Seeking an expanded role and already having his undergraduate degree in business in-hand, he opted to transfer to LSU as a graduate transfer with two years of eligibility remaining. The move paid off, as he started all 13 games and went on to record 2,894 yards, 16 touchdowns, and only five interceptions.
Where He Wins (+)
Like a golfer, Burrow knows exactly when to bring which club out of the bag in order to reach desired destinations as accurately to the target as possible. He mixes up his speeds often depending on the structure and type of throw urgency required. Keen with exhibiting awareness of knowing when to put touch on the ball to loft it into certain areas while also having the wherewithal of adding extra ferocity behind passes to fit them through tight spaces.

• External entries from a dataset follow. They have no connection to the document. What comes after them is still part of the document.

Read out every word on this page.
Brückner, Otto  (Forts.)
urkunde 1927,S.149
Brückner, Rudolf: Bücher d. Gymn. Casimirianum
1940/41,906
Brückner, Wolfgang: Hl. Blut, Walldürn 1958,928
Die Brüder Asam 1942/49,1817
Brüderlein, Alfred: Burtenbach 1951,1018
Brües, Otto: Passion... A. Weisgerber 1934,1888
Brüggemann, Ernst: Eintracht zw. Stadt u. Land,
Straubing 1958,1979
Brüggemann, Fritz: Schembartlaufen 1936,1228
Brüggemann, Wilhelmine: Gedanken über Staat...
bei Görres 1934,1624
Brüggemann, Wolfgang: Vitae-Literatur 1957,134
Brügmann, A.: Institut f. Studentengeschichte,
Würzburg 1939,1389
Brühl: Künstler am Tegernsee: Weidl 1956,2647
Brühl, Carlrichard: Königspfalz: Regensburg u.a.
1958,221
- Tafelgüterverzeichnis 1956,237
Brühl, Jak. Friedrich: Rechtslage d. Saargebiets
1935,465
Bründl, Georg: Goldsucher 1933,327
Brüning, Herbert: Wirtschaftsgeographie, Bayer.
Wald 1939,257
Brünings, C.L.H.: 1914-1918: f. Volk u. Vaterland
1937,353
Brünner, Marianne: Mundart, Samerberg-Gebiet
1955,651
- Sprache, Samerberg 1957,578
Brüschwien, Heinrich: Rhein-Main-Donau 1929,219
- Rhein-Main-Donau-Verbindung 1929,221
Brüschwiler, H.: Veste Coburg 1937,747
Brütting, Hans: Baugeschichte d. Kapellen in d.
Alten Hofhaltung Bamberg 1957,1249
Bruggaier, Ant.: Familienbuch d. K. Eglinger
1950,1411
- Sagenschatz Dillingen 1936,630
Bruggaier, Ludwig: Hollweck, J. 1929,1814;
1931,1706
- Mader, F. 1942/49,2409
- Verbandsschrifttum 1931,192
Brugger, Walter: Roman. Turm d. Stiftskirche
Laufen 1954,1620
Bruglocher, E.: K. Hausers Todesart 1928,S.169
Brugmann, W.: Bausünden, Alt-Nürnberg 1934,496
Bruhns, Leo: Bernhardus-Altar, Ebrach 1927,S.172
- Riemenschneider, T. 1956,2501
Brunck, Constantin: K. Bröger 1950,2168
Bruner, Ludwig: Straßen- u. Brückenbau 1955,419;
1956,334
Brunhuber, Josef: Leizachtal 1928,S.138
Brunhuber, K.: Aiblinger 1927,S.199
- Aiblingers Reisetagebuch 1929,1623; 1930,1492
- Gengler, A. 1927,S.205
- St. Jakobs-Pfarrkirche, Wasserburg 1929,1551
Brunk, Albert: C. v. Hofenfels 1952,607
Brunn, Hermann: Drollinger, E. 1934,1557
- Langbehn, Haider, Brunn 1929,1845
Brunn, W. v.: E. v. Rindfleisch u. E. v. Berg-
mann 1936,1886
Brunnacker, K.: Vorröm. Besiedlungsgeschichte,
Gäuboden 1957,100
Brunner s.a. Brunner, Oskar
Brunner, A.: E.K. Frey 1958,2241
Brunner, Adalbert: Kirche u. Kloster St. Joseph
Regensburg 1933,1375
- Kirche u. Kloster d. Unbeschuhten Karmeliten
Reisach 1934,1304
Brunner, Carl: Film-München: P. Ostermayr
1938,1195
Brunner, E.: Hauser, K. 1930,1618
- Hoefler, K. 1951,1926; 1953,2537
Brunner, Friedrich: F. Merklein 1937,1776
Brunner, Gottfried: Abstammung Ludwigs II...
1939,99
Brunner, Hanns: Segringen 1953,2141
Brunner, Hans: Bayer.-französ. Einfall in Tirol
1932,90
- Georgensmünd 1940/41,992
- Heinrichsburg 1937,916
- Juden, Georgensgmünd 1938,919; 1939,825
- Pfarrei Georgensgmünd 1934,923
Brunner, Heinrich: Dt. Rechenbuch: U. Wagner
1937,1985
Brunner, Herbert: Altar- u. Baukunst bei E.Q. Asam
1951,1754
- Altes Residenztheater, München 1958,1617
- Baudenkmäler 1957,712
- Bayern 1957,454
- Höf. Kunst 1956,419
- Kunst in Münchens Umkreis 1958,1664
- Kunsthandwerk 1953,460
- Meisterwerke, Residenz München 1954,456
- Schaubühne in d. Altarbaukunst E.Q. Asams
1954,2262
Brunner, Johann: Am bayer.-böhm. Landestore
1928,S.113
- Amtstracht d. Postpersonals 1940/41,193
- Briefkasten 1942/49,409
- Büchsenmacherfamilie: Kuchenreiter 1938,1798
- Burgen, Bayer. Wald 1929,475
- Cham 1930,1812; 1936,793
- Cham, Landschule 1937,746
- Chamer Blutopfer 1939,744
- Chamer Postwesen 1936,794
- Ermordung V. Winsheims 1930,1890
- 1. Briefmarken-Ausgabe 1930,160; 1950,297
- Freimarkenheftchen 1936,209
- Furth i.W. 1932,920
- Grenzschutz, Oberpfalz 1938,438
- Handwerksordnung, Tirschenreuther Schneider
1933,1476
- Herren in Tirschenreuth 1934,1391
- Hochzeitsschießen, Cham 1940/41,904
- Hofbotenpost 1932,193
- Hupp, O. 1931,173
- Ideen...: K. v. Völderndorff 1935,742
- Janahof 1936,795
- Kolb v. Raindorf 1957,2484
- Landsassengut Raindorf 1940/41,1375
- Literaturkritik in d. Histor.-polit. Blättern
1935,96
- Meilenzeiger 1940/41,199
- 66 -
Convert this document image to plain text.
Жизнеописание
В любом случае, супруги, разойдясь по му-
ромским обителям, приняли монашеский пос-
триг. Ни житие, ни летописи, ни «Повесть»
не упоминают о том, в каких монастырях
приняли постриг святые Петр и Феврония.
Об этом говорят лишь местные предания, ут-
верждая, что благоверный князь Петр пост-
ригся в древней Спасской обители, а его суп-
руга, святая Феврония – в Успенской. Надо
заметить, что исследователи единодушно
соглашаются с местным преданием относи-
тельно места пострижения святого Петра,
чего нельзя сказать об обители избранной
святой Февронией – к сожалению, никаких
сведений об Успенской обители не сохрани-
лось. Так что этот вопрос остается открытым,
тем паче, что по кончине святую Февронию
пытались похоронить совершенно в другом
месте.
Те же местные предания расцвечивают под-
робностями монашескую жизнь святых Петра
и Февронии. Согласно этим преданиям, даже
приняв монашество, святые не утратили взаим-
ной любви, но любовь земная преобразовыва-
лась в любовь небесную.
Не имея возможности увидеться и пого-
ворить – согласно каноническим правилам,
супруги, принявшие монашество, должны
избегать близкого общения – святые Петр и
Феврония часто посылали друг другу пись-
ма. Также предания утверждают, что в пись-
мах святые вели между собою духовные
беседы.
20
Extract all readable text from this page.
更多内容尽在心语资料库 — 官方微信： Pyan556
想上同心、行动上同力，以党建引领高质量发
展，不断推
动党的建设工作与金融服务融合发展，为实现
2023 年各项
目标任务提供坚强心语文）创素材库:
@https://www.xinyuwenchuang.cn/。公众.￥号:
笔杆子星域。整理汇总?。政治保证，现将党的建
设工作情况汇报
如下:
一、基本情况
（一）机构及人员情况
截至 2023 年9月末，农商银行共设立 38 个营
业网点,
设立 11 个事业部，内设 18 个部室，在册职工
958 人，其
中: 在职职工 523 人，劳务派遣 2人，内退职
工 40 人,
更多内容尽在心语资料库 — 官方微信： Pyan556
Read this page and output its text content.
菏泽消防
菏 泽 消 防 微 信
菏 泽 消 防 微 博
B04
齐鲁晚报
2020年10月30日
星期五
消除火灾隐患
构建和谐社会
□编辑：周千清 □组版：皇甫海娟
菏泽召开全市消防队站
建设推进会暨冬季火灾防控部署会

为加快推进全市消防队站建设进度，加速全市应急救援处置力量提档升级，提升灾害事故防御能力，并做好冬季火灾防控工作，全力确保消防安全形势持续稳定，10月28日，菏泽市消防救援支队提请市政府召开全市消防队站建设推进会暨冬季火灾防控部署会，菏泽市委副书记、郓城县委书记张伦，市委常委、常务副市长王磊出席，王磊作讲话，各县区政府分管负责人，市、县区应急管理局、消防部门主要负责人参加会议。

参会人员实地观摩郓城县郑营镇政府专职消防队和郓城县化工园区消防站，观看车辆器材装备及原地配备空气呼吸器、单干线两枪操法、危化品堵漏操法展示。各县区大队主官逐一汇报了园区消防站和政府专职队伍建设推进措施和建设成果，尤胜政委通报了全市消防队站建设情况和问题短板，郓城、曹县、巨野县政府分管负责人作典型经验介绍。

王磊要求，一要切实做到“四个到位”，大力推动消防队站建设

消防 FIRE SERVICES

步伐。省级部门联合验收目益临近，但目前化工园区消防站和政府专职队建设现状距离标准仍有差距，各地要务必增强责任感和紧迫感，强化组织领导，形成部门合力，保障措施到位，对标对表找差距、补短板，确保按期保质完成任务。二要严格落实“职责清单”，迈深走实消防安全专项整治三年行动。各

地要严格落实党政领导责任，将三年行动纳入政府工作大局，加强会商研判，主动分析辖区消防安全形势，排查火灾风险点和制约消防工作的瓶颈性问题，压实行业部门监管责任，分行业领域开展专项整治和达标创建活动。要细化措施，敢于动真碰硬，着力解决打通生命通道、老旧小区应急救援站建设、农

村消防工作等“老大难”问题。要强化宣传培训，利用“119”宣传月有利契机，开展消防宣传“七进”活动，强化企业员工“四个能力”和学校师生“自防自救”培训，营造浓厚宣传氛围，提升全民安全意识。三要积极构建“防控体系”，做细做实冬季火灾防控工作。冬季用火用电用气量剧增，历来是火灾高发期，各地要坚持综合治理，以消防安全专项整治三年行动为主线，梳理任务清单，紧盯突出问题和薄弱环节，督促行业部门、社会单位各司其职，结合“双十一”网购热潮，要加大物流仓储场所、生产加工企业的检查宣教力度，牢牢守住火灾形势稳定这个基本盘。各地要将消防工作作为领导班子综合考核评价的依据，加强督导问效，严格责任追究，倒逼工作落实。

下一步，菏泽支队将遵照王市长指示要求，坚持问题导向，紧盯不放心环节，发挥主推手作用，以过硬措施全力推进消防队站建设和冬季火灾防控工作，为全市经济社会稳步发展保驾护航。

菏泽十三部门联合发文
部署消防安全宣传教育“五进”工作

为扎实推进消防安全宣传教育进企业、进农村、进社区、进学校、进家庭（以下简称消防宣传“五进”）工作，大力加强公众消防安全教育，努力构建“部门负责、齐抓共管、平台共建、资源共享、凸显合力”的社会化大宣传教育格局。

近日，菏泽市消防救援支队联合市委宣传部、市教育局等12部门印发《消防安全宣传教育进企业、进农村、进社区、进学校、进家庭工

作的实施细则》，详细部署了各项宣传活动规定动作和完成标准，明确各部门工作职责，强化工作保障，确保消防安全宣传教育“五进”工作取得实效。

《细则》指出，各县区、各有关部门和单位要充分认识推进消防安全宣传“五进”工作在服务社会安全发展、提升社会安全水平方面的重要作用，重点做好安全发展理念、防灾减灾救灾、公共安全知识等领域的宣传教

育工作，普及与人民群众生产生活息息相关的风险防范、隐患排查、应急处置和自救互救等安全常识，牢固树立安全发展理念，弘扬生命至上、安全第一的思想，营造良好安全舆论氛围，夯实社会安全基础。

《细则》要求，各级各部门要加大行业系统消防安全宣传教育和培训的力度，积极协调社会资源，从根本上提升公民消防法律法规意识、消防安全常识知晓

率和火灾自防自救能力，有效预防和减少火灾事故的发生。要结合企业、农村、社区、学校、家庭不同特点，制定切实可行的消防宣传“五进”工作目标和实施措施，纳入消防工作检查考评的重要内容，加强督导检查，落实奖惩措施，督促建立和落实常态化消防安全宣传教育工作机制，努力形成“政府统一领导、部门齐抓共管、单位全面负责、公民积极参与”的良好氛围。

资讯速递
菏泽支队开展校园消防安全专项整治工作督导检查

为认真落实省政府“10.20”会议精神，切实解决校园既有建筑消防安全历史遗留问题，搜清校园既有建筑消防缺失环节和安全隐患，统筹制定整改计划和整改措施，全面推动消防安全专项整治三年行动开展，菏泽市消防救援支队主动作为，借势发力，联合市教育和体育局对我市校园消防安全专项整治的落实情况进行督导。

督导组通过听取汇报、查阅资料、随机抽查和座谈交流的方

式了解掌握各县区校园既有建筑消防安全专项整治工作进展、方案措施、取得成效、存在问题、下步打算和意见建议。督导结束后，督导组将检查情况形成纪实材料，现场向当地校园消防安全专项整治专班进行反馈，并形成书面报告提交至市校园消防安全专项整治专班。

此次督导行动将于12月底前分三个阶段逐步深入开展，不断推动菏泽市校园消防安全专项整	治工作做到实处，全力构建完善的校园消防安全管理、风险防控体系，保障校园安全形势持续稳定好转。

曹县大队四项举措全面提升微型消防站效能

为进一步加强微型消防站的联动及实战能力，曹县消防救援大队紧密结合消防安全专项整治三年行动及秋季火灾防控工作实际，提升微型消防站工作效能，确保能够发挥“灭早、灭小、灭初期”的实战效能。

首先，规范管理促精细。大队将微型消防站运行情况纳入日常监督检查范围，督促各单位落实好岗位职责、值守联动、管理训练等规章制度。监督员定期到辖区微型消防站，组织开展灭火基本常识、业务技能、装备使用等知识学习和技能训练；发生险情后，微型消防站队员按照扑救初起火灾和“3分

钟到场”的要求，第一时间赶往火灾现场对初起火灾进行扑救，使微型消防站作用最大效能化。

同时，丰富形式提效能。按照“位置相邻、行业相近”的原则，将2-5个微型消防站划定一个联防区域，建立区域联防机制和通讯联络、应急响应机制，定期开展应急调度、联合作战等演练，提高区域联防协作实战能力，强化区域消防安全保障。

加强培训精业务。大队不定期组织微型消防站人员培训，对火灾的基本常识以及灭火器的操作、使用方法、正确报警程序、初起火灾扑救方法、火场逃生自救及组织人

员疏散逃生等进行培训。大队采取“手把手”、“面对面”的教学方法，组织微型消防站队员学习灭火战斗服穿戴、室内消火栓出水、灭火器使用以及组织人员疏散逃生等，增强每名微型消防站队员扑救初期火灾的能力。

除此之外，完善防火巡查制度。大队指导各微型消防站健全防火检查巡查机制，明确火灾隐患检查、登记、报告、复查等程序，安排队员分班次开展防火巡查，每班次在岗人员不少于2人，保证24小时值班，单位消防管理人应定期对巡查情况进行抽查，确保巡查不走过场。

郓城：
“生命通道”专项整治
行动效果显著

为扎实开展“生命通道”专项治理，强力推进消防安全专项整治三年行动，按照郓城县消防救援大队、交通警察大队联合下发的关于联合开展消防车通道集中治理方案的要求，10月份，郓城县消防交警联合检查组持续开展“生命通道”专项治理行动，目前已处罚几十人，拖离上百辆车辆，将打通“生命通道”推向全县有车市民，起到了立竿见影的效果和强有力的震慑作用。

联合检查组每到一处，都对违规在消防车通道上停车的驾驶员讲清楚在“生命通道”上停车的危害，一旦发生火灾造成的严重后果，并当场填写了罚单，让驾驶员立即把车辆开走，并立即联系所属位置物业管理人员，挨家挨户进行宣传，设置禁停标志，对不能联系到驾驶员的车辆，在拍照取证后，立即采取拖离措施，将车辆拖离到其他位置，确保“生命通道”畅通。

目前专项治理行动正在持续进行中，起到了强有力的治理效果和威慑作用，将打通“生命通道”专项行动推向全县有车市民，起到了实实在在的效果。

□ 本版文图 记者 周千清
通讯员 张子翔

Always seeming to be poised, even when facing pressure, Burrow’s feet remain calm. There’s rarely ever a sense of panic to his game and he always has an answer to what the defense presents him. He keeps the offense in advantageous situations by hitting check downs or simply running to stay ahead of the chains. The Tigers quarterback has a mental clock that is timely and even when it expires, gaining happy feet is hardly ever present. Throwing to outlets or staring down the barrel to deliver passes have been recurring occurrences.
An average athlete, but has more than enough mobility in order to protect himself. Burrow won’t win many races in a straight line against second and third level defenders, but he’s very slippery with evading pressure in the pocket. Aware with knowing how to attack and completely avoid pressure from all angles, he has a full arsenal of escape moves that allow for added off-schedule opportunities from the pocket and on the run outside of it.
He makes some of his best throws coming off of slight or extended play-action fakes. Burrow is quick to reset his eyes following fakes and discipline enough to take what the defense gives him directly off of it.
Where He Must Improve (-)
The LSU signal-caller demonstrates high levels of core strength and violence of torque with his waist, which is why many of his throws get to spots, but he’s often bailed out by rangy wideouts. He fails to step into his throws frequently because of using his midsection as a crutch in order to put force behind the ball. Falling away from throws isn’t a large problem, but a habit that will need to be corrected to further improve his ball placement into adequate strike zones.
Burrow has a tendency to get a bit relaxed with his footwork and it can result in him being late with getting into his drops. This fault has also disrupted route timing and with how quickly he’s able to release the ball. Passing windows can close on him in a hurry and Burrow’s left with trying to fit the ball in minute areas.